I’m sure you have never thought about organizing an… Eminescu evening at home. A few years ago, we had the pleasant surprise of being invited at Alison and Maurice’s place (in Timisoara), a lovely couple from Scotland, for celebrating their national poet Robert Burns’ Day. It was a wonderful evening, full of emotion and admiration for people with a culture so different from ours who, far from their home, prepared an event for celebrating their national poet.

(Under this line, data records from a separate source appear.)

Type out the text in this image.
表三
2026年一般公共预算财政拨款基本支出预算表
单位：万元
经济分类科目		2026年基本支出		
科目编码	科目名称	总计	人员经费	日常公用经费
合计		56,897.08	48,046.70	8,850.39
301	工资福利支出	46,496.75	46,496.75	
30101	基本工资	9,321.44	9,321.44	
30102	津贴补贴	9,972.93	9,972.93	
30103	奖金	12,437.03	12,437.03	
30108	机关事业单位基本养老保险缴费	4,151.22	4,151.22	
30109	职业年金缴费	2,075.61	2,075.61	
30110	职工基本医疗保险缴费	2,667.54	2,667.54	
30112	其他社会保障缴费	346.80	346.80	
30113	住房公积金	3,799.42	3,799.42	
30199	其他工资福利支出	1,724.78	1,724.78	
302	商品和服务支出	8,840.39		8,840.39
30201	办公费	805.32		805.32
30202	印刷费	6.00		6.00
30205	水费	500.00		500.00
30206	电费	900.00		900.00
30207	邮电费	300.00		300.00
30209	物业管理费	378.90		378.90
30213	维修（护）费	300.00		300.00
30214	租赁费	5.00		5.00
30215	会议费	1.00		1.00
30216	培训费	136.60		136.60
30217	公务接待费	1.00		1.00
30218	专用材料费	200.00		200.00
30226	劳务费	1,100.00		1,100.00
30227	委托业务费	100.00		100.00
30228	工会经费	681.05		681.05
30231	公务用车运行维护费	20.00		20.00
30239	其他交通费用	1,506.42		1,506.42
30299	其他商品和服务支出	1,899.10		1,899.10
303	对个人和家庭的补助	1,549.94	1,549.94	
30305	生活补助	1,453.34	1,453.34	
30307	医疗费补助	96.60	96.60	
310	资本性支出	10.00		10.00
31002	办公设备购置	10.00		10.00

Alison told us that before coming to Timisoara they had spent a few years in Sweden and then another few years in Germany. There lived several Scottish families, invitations for the Burns evening were sent a long time before, and people crowded to get invited to certain families, as they were organizing more spectacular evenings, with more important and more talented guests.
Alison and Maurice are probably the only Scottish family living in Timisoara, so the other participants were a family from London (Carol and John), a gentleman from Germany (Peter), two gentlemen from France (Fred and Mario) and a few Romanian ladies (Moni, Anna and I). Maurice waited for us dressed in his beautiful kilt, the house was decorated with holiday lights, wonderful flavors were coming from the kitchen and the festive table was glowing…this is how they pay honor to Robert Burns, who played an essential role in the cultivation of Scottish language over time, who had a major contribution to the preservation of their national identity and whose poems are known by all of them.
Sitting around the table, we were invited to listen to some of the most beautiful poems of Burns (1759-1796), among which: “Scots Wha Hae” (that for a long time was considered a sort of unofficial anthem of the country) “A Red, Red Rose”; “A Man’s A Man for A’ That”; “To a Louse”; “To a Mouse”; “The Battle of Sherramuir”; “Tam o’ Shanter”; “Ae Fond Kiss”. I must admit that the listening test was difficult for us, due to the many unknown words, but our hosts’ acting was compensatory, as it was very, very impressive.
It was even more difficult when we were also asked to read one of Burns’ poems… As they are English teachers, Moni and Anna made it through somehow, but the rest of us hoped to be spared from this test …and we were, as Alison realized we wouldn’t come through.
Dinner was traditional, absolutely delicious and our hosts’ hospitality was exceptional.
In order to thank them for a lovely Robert Burns evening, after almost one year, we invited Alison and Carol (as Maurice was at work) at a show of the Merlin Theater: “Luceafărul” (The Light). It was a wonderful afternoon, the actors enacted in a very sensitive way the story of our national poet, the ladies were touched and …you won’t believe it, they came at the show well prepared: they had looked for and printed out “Luceafărul” in English, so that they may understand the show.
Thank you, Alison and Maurice! Thank you, Carol and John!